A cell’s membrane-bound nucleus vital components so it’s vital to be very careful about what enters and leaves this important zone. In order to do this, the cell uses hundreds to thousands of nuclear pores as its gatekeepers, selective membrane channels that are responsible for regulating the material that goes to and from a cell’s DNA and the signals that tell a cell what to do and how to do it. But understanding and visualizing these processes is virtually impossible with the existing methods. But according to Rockefeller scientists which published their studies in Nature the upper image would be the first complete molecular picture of this huge, 450-protein pore.

This provides valuable information and even gives a glimpse regarding how the nucleus evolved. The computer which does the job sorted through about 200,000 different configurations of the pore’s component proteins, finding about 1,000 possible, very similar structures that fully satisfied all the thousands of restraints provided by experimental data: restraints such as which protein could be next to which, or where that large protein had to be in relation to this small one. Scientists described this situation as a huge puzzle which had to be solved.
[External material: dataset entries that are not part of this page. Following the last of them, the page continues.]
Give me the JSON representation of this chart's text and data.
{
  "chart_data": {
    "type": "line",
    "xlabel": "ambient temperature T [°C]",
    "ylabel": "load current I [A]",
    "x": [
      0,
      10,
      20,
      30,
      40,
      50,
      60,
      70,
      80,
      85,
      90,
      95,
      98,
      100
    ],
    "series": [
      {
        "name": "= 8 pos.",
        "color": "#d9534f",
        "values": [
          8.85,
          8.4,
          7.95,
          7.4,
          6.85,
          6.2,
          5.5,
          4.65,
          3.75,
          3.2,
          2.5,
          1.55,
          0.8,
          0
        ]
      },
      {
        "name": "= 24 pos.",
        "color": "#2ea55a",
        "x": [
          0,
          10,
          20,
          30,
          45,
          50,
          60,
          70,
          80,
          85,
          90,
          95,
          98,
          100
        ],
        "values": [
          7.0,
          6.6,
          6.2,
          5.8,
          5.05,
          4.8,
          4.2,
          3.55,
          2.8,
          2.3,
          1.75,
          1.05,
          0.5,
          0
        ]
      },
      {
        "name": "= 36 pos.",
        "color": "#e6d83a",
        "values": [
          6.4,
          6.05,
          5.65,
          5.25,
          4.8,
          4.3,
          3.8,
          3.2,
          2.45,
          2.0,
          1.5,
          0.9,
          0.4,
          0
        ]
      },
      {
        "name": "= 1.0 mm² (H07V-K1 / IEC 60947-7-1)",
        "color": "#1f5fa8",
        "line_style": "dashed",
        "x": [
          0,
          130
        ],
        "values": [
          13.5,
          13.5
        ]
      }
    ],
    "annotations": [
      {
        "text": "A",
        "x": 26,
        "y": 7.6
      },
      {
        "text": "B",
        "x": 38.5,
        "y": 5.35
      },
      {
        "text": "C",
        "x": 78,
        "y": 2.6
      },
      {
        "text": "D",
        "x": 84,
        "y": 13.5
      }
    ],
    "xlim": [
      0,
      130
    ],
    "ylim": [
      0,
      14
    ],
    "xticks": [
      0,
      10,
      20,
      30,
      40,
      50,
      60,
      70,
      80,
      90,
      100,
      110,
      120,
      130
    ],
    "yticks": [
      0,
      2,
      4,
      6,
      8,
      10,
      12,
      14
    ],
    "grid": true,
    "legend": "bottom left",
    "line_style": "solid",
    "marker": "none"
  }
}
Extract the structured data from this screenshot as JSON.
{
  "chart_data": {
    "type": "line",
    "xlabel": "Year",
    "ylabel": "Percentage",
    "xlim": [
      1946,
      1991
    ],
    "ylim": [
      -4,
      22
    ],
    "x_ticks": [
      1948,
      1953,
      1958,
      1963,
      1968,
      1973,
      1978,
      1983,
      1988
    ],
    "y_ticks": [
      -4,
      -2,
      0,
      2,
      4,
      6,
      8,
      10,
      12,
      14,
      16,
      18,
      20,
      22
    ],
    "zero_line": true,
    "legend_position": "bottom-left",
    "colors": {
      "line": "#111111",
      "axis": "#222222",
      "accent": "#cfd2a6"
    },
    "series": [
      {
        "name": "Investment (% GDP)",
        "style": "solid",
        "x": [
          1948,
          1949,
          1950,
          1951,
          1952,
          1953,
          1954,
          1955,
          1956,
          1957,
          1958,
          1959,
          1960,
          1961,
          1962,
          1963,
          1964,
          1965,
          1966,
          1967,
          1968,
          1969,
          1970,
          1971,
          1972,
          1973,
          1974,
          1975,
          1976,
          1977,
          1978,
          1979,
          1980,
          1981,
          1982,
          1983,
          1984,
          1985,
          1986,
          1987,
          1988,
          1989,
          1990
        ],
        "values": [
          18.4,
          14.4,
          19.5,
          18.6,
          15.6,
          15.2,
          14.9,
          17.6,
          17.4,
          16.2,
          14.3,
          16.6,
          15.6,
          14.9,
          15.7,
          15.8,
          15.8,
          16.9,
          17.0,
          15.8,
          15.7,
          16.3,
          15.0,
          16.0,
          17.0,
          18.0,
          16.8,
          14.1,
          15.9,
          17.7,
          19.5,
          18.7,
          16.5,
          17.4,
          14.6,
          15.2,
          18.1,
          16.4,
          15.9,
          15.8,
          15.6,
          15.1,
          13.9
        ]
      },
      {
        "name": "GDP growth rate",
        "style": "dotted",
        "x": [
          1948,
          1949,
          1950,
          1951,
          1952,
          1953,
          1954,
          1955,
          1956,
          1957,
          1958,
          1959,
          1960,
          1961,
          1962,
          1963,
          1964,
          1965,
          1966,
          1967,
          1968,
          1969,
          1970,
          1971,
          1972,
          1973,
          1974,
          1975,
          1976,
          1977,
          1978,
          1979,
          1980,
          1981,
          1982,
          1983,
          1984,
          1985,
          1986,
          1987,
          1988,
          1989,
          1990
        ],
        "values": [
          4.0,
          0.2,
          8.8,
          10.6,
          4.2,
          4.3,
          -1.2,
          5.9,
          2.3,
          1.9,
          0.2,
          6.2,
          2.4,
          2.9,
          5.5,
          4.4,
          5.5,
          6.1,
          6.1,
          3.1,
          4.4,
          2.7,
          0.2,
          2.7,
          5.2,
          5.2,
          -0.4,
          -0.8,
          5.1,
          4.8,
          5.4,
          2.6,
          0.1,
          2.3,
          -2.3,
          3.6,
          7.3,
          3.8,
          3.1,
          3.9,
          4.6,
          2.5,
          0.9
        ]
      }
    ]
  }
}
“Evolution is a process of duplication and divergence,” Rout says. He and his colleagues saw clear evidence of this when they color-coded the proteins in the pore. One method of color coding revealed alternating stripes, like spokes on a wheel: For every protein, there was another one that looked quite similar. Color coding a different way showed the same pattern in the pore’s outer and inner rings, one of which appears to be a slightly modified duplication of the other. These are evidence of duplication events, Rout says, showing that the evolution of the complicated nuclear pore was a more straightforward affair than previously thought. “It’s made of many different variations of a theme of just one unit.”